Recent developments regarding data residency laws can be attributed to Edward Snowden’s 2013 revelations about extensive NSA surveillance and data collection activities. Around the world, these revelations were met with calls for further privacy protections. Governments responded by pushing for data residency laws, seemingly to shield data from access by intelligence services.
2. Key Requirements
In essence, data residency laws require local and foreign companies to store and process personal data they collect about citizens of a country within that country. For example, the Russian data residency law requires companies around the world to store and process personal data about Russian citizens on databases located on Russian territory. Whether this requires all data processing activities in relation to the local data to take place on local soil or whether a duplication of local data for processing abroad is permitted following the initial collection and storage of data, depends upon the scope of the relevant law (and, in the case of Russia, is still unclear).
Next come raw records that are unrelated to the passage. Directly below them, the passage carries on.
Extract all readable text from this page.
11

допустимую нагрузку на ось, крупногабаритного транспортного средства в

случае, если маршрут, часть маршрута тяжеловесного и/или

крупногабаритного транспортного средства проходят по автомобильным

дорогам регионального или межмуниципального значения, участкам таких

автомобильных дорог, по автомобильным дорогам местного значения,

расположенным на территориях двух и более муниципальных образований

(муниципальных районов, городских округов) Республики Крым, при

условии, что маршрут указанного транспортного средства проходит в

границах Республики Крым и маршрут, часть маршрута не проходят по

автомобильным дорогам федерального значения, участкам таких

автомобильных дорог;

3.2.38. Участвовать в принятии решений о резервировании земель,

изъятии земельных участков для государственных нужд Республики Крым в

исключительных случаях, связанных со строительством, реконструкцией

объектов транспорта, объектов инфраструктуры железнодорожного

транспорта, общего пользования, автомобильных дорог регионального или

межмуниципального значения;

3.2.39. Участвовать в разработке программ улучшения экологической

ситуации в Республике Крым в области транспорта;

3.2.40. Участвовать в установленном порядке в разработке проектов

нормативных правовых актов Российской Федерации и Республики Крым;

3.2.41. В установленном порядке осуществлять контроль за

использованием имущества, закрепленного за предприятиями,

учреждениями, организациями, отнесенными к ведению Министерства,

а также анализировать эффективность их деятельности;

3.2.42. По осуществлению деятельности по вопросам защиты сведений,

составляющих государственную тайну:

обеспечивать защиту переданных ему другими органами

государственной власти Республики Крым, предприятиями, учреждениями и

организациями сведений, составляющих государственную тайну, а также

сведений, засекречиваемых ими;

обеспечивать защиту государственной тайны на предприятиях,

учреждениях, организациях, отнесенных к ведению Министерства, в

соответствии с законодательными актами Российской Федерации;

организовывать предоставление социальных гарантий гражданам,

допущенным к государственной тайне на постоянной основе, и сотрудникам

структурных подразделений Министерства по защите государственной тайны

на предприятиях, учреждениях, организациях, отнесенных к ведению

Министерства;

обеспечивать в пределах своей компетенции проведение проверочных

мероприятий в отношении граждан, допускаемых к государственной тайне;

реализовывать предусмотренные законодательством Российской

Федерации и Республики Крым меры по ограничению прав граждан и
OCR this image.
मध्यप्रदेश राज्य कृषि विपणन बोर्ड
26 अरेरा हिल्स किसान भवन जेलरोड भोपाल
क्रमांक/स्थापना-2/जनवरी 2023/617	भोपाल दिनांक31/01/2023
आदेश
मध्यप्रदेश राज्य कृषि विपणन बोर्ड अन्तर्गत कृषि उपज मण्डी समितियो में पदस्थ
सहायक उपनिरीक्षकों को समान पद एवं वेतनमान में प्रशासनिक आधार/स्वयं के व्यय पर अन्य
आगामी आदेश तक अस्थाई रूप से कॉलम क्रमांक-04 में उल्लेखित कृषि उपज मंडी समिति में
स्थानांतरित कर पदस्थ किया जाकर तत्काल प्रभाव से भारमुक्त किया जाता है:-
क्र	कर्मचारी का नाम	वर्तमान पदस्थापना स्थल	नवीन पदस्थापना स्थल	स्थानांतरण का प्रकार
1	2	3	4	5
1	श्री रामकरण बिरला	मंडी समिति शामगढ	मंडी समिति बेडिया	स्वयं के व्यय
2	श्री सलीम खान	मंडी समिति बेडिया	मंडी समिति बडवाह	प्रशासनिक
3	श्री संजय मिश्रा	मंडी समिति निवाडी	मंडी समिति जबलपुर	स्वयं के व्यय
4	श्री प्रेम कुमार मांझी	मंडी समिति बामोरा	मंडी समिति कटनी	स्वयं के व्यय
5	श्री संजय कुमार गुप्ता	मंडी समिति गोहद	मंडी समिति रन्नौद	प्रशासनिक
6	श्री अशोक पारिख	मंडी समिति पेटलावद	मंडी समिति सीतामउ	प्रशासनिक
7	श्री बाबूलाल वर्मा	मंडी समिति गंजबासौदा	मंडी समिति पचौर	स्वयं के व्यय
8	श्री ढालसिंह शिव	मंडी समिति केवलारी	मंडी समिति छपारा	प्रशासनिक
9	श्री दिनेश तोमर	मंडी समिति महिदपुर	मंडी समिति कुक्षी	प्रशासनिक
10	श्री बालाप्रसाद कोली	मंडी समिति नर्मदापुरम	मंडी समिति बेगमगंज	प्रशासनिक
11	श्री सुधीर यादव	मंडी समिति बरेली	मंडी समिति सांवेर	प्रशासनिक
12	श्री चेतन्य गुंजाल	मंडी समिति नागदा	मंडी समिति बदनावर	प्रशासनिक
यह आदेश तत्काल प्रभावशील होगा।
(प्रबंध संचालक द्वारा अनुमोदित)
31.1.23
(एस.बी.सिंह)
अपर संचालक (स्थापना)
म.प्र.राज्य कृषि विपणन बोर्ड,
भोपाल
3. Rationale and Effect on Data Protection
Local data residency requirements ensure government access to data. While they are usually incorporated into data privacy laws and “sold” as data protection measures, in reality, they compromise data protection rather than enhance it. They are very different from data transfer requirements which limit companies’ abilities to transfer data out of a jurisdiction and are driven by the desire to protect personal data even when transferred abroad. They are also different from data retention requirements which require certain types of data (such as tax, accounting and corporate records) data to be kept for a certain minimum period of time but do not prescribe the location of the data. See below for an infographic illustrating the different concepts of data residency, data retention and data transfer requirements:
4. Impact on businesses
Data residency laws could potentially have a huge impact on multinational providers and users of cloud and other hosted technologies. By dictating where certain data is to be held and processed, local data residency requirements fundamentally counteract many of the benefits of cloud technologies which inherently involve the sharing, processing and centralising of data across borders. As long as Russia remains the only country with broad data residency requirements, multinationals can develop one-off solutions in respect to Russia. If more countries follow Russia’s example, businesses will need to reconsider their IT architectures more seriously. See below for an infographic on compliance options for cloud service providers in light of local residency requirements:
5. Global trends and outlook
Countries other than Russia have considered, or are in the process of, enacting local data residency laws. For example, China has published a draft new cybersecurity law with limited local data residency requirements requiring key infrastructure providers to store certain “important” or “critical” data collected in China on Chinese territory. However, so far, no country other than Russia has enacted a broad and explicit requirement to store and process all personal data locally. In Europe, these requirements would likely be incompatible with free trade and information flow principles within the EEA. So, for now, there is still hope that these anti-privacy requirements will not expand beyond Russia!